Ce “nettoyage” visant à redorer l’image de la ville à cause des excès des fêtards cause la perte d’activité de nombreuses personnes évoluant dans le monde de la nuit. C’est aux oublié·e·s transgenres que Teresa Margolles a voulu rendre hommage. Elle a mis en scène ces personnes qui travaillent dans l’industrie du sexe et de la fête sur les vestiges des pistes de danse des clubs détruits.

Apprêtées, les modèles détonnent, posant en plein jour et sous un ciel bleu clair au milieu des décombres, avec une attitude fière et presque régalienne. Les images deviennent une sorte de mémorial du passé, lorsque ces personnes avaient encore un travail et un toit sous lequel travailler.

Lever le voile sur la situation des réfugié·e·s du Venezuela

La deuxième série présentée, A New Work, porte aussi des revendications sociales, plus au sud cette fois-ci, puisqu’elle traite des migrations de personnes entre la Colombie et le Venezuela. Depuis 2014, le Venezuela connaît une crise politique, économique et sociale qui ne fait que s’enfoncer et a forcé de nombreux·ses habitant·e·s à quitter leur pays pour la Colombie toute proche.

Le pont Simon Bólivar, qui sépare la ville colombienne de San José de Cúcuta du Venezuela, a vu traverser quotidiennement des dizaines de milliers de personnes se voyant dans l’obligation de quitter leur pays d’origine. Une fois arrivé·e·s en Colombie, leurs choix de survie sont maigres.
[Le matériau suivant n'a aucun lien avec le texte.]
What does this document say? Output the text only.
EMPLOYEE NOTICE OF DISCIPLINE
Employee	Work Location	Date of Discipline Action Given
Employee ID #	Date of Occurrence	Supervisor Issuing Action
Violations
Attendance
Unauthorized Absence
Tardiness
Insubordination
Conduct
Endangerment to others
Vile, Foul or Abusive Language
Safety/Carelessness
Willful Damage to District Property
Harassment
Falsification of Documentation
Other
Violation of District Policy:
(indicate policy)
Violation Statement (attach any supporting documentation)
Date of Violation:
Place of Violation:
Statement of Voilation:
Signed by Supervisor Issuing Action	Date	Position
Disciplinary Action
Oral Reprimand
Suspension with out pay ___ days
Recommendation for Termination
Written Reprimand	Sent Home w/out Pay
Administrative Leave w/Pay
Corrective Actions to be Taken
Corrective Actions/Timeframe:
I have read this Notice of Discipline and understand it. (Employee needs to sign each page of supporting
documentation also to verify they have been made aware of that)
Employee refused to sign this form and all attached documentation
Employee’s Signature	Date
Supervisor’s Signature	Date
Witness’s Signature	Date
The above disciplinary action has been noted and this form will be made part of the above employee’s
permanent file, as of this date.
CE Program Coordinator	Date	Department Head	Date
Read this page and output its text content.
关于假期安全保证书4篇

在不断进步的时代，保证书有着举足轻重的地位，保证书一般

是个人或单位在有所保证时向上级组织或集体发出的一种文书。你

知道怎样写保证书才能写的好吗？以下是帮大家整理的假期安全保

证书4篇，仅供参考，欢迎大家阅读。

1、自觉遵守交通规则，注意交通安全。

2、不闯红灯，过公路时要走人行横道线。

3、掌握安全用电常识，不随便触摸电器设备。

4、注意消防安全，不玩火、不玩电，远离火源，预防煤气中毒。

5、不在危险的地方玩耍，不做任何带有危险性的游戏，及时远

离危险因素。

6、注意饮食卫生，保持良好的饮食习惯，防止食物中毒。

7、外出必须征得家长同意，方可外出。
Les migrant·e·s doivent choisir entre l’industrie du sexe ou le transport de marchandises en brouette, d’un côté à l’autre du pont.

Si cette dernière occupation, très physique, était exclusivement réservée aux hommes, Teresa Margolles s’est intéressée à sa féminisation, au cours de ces derniers mois. Trois jours de suite, elle a réuni certaines de ces travailleuses sur le pont Bólivar et les y a fait poser. L’artiste jette ainsi la lumière sur ces femmes qui mettent en péril leur santé physique pour survivre hors de leur pays d’origine.

Les séries de Teresa Margolles témoignent de la pluralité d’œuvres proposées par la FIAC. La preuve qu’à côté d’une sculpture conceptuelle d’Anish Kapoor, d’une installation portant sur le massacre de centaines de nations ou de tableaux loufoques, on trouve aussi des photographies sociales révoltées.

La FIAC se tient au Grand Palais jusqu’au 21 octobre 2018.